Republican Senator Lisa Murkowski said on Friday that Trump should resign immediately and suggested she would consider leaving the party if it does not dissociate itself from him.

Meanwhile, Representative Adam Kinzinger, another Republican, called on Trump to step down on Sunday, and for Vice President Mike Pence to exercise the 25th Amendment if he refused.

The 25th Amendment addresses situations in which a president is unable to do the job but does not step down voluntarily. Under Section 4, Pence and the majority of Trump’s cabinet would need to declare Trump unable to perform his presidential duties and remove him.

Protesters at a ‘Get him out! defend democracy’ rally in Brooklyn, New York, a day after supporters of President Donald Trump stormed the Capitol [Jeenah Moon/Reuters]

But Pence has opposed the idea of invoking the 25th Amendment, according to an adviser, while the Republican leadership has urged the Democrat-controlled House not to begin impeachment proceedings.

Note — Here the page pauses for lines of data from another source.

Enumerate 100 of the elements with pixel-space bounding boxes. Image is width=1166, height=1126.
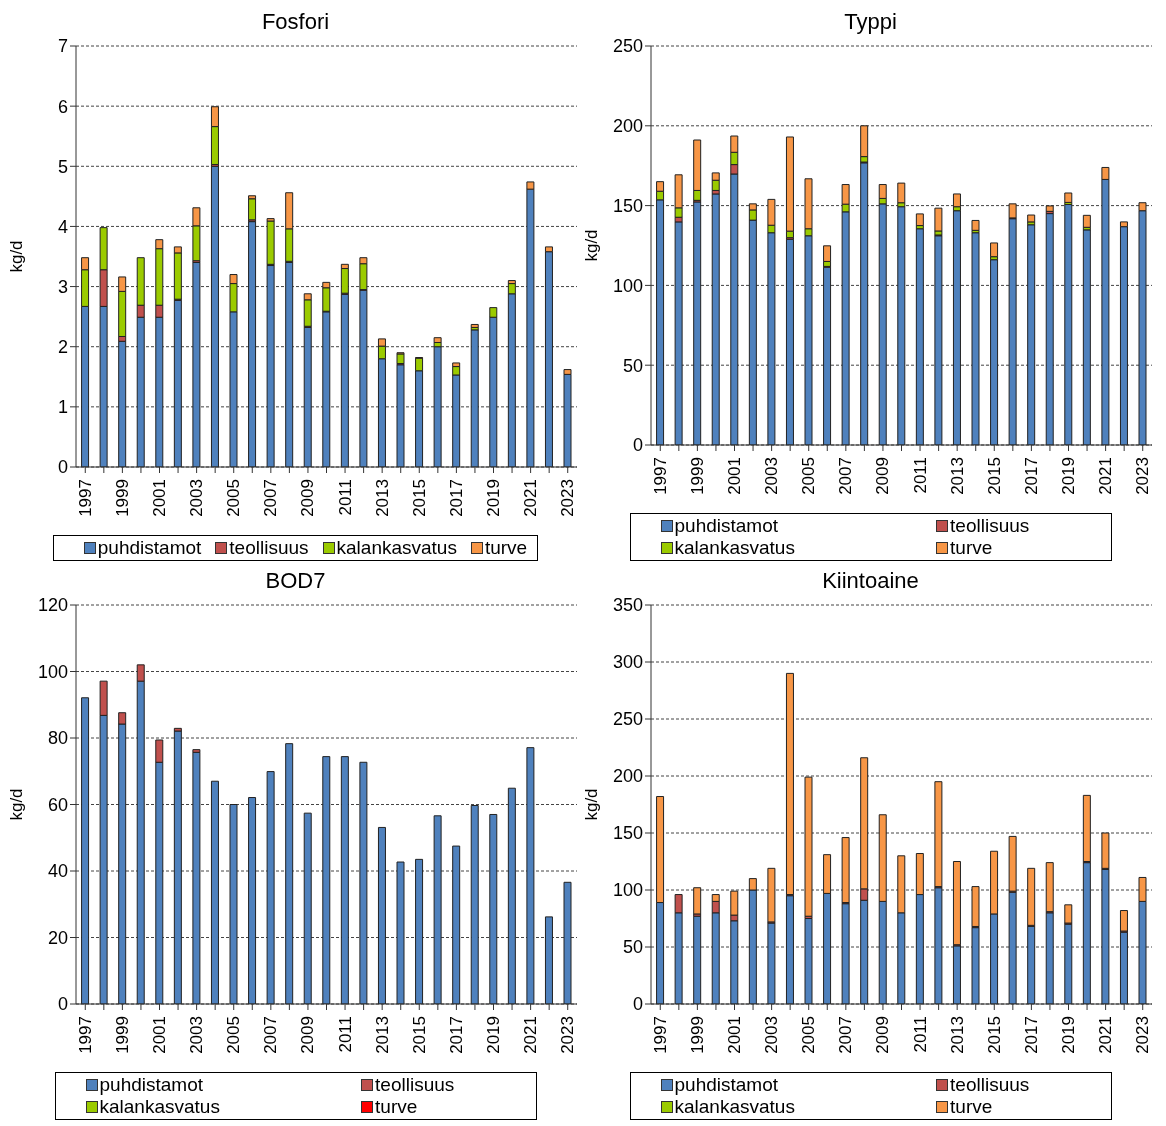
x-tick-label: 2007 (261, 1016, 281, 1054)
x-tick-label: 2003 (762, 457, 782, 495)
y-tick-label: 6 (57, 96, 68, 117)
x-tick-label: 1999 (687, 1016, 707, 1054)
x-tick-label: 2009 (298, 479, 318, 517)
x-tick-label: 2023 (1133, 457, 1153, 495)
y-tick-label: 3 (57, 276, 68, 297)
x-tick-label: 2007 (261, 479, 281, 517)
x-tick-label: 2017 (1021, 1016, 1041, 1054)
x-tick-label: 2023 (558, 479, 578, 517)
legend-label: puhdistamot (673, 515, 779, 537)
y-tick-label: 1 (57, 397, 68, 418)
legend-label: puhdistamot (673, 1074, 779, 1096)
x-tick-label: 2011 (335, 1016, 355, 1053)
legend-label: teollisuus (949, 1074, 1031, 1096)
x-tick-label: 1999 (112, 1016, 132, 1054)
x-tick-label: 2017 (1021, 457, 1041, 495)
x-tick-label: 2005 (799, 1016, 819, 1054)
x-tick-label: 2015 (984, 457, 1004, 495)
y-tick-label: 2 (57, 337, 68, 358)
x-tick-label: 2007 (836, 457, 856, 495)
x-tick-label: 2013 (947, 1016, 967, 1054)
x-tick-label: 2023 (1133, 1016, 1153, 1054)
x-tick-label: 2013 (947, 457, 967, 495)
chart-title: Fosfori (260, 8, 331, 36)
x-tick-label: 2011 (910, 1016, 930, 1053)
x-tick-label: 2001 (150, 479, 169, 517)
legend-label: teollisuus (949, 515, 1031, 537)
x-tick-label: 2021 (1096, 457, 1116, 495)
x-tick-label: 2017 (446, 1016, 466, 1054)
chart-title: Typpi (843, 8, 898, 36)
x-tick-label: 2005 (224, 1016, 244, 1054)
x-tick-label: 2011 (335, 479, 355, 516)
legend-label: puhdistamot (96, 537, 202, 559)
chart-title: Kiintoaine (821, 567, 920, 595)
y-tick-label: 100 (612, 275, 643, 296)
legend-label: teollisuus (374, 1074, 456, 1096)
y-tick-label: 4 (57, 216, 68, 237)
legend-label: kalankasvatus (673, 1096, 796, 1118)
x-tick-label: 2009 (873, 457, 893, 495)
legend-label: turve (949, 537, 994, 559)
x-tick-label: 1997 (75, 479, 95, 517)
x-tick-label: 1999 (112, 479, 132, 517)
legend-label: turve (374, 1096, 419, 1118)
chart-title: BOD7 (264, 567, 327, 595)
y-axis-title: kg/d (582, 788, 602, 821)
y-tick-label: 5 (57, 156, 68, 177)
y-tick-label: 100 (37, 661, 68, 682)
y-tick-label: 0 (57, 457, 68, 478)
x-tick-label: 2019 (484, 1016, 503, 1054)
x-tick-label: 2019 (1059, 457, 1078, 495)
legend-label: kalankasvatus (335, 537, 457, 559)
x-tick-label: 2001 (725, 457, 744, 495)
x-tick-label: 2017 (446, 479, 466, 517)
x-tick-label: 2015 (409, 479, 429, 517)
x-tick-label: 2021 (1096, 1016, 1116, 1054)
y-tick-label: 0 (632, 435, 643, 456)
y-tick-label: 250 (612, 36, 643, 57)
x-tick-label: 2009 (298, 1016, 318, 1054)
x-tick-label: 2019 (484, 479, 503, 517)
x-tick-label: 2003 (762, 1016, 782, 1054)
x-tick-label: 1997 (650, 1016, 670, 1054)
x-tick-label: 2013 (372, 479, 392, 517)
x-tick-label: 2003 (187, 1016, 207, 1054)
x-tick-label: 2013 (372, 1016, 392, 1054)
legend-label: puhdistamot (98, 1074, 204, 1096)
legend-label: teollisuus (228, 537, 309, 559)
x-tick-label: 2007 (836, 1016, 856, 1054)
y-tick-label: 100 (612, 880, 643, 901)
y-tick-label: 0 (57, 994, 68, 1015)
y-tick-label: 120 (37, 595, 68, 616)
y-tick-label: 250 (612, 709, 643, 730)
x-tick-label: 2001 (725, 1016, 744, 1054)
x-tick-label: 2015 (984, 1016, 1004, 1054)
x-tick-label: 2023 (558, 1016, 578, 1054)
y-tick-label: 60 (47, 794, 68, 815)
y-tick-label: 200 (612, 116, 643, 137)
y-axis-title: kg/d (7, 240, 27, 273)
y-axis-title: kg/d (7, 788, 27, 821)
y-tick-label: 300 (612, 652, 643, 673)
y-tick-label: 150 (612, 823, 643, 844)
x-tick-label: 2001 (150, 1016, 169, 1054)
y-axis-title: kg/d (582, 229, 602, 262)
legend-label: turve (483, 537, 528, 559)
y-tick-label: 200 (612, 766, 643, 787)
y-tick-label: 150 (612, 195, 643, 216)
legend-label: kalankasvatus (673, 537, 796, 559)
y-tick-label: 7 (57, 36, 68, 57)
x-tick-label: 1999 (687, 457, 707, 495)
x-tick-label: 2009 (873, 1016, 893, 1054)
legend-label: kalankasvatus (98, 1096, 221, 1118)
y-tick-label: 80 (47, 728, 68, 749)
y-tick-label: 350 (612, 595, 643, 616)
x-tick-label: 2003 (187, 479, 207, 517)
x-tick-label: 2005 (224, 479, 244, 517)
x-tick-label: 1997 (650, 457, 670, 495)
x-tick-label: 2011 (910, 457, 930, 494)
x-tick-label: 1997 (75, 1016, 95, 1054)
y-tick-label: 0 (632, 994, 643, 1015)
x-tick-label: 2021 (521, 1016, 541, 1054)
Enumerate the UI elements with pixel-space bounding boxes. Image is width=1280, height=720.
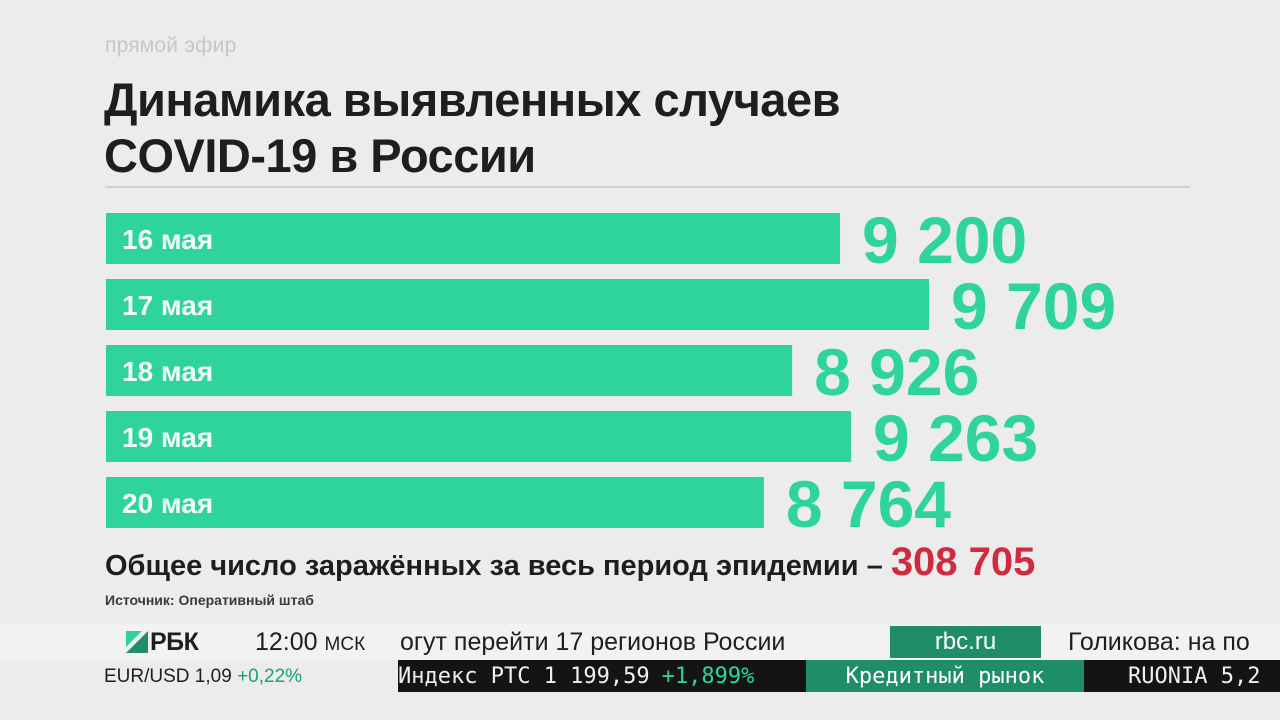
bar-value-label: 9 200: [862, 203, 1027, 277]
bar-value-label: 9 263: [873, 401, 1038, 475]
bar-value-label: 8 926: [814, 335, 979, 409]
bar-4: [106, 411, 852, 462]
bar-category-label: 19 мая: [122, 422, 213, 453]
bar-category-label: 18 мая: [122, 356, 213, 387]
clock: 12:00 МСК: [255, 628, 365, 657]
chart-title: Динамика выявленных случаев COVID-19 в Р…: [104, 72, 1104, 184]
fx-change: +0,22%: [237, 666, 303, 687]
ruonia-rate: RUONIA 5,2: [1128, 663, 1261, 689]
chart-title-line-2: COVID-19 в России: [104, 129, 536, 182]
site-badge: rbc.ru: [890, 626, 1041, 658]
live-label: прямой эфир: [105, 34, 237, 57]
clock-time: 12:00: [255, 628, 318, 656]
rts-index: Индекс РТС 1 199,59 +1,899%: [398, 660, 754, 692]
fx-rate: EUR/USD 1,09 +0,22%: [104, 666, 302, 688]
rbk-logo: РБК: [126, 627, 199, 656]
market-ticker: Индекс РТС 1 199,59 +1,899% Кредитный ры…: [398, 660, 1280, 692]
total-value: 308 705: [890, 540, 1036, 584]
rts-label: Индекс РТС 1 199,59: [398, 663, 650, 689]
clock-timezone: МСК: [324, 634, 366, 655]
total-label: Общее число заражённых за весь период эп…: [105, 550, 883, 582]
bar-category-label: 20 мая: [122, 488, 213, 519]
bar-category-label: 16 мая: [122, 224, 213, 255]
bar-category-label: 17 мая: [122, 290, 213, 321]
title-divider: [105, 186, 1190, 188]
bar-value-label: 8 764: [786, 467, 951, 541]
credit-market-badge: Кредитный рынок: [806, 660, 1084, 692]
bar-value-label: 9 709: [951, 269, 1116, 343]
bar-1: [106, 213, 841, 264]
bar-2: [106, 279, 929, 330]
ticker-top-strip: [0, 624, 1280, 660]
rts-change: +1,899%: [661, 663, 755, 689]
rbk-logo-icon: [126, 631, 148, 653]
bar-5: [106, 477, 764, 528]
chart-title-line-1: Динамика выявленных случаев: [104, 73, 840, 126]
total-cases: Общее число заражённых за весь период эп…: [105, 540, 1035, 585]
source-note: Источник: Оперативный штаб: [105, 592, 314, 608]
rbk-logo-text: РБК: [150, 627, 199, 656]
fx-label: EUR/USD 1,09: [104, 666, 232, 687]
news-ticker-text: огут перейти 17 регионов России: [400, 628, 786, 656]
news-ticker-text-2: Голикова: на по: [1068, 628, 1250, 656]
bar-3: [106, 345, 793, 396]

Some Republicans have suggested that impeaching Trump before he leaves office “is as unnecessary as it is inflammatory” and could undermine efforts to unify people in the US – an assertion that was slammed by Democratic Congresswoman Alexandria Ocasio-Cortez.

“When we talk about healing, the process of healing is separate and, in fact, requires accountability. And so if we allow insurrection against the United States with impunity, with no accountability, we are inviting it to happen again,” she told ABC News on Sunday.

If Trump were to be impeached by the House and convicted by the Senate, he might also be prevented from running again for the presidency in 2024 or ever holding public office again. He would be the only president twice impeached.

The odds that Trump will actually be removed before January 20, when Biden is sworn in, remain low, however.

Trump has said he does not plan to attend Biden’s inauguration – a decision that the US president-elect welcomed last week as “a good thing“. A senior Trump administration official said on Saturday that Pence will be in attendance.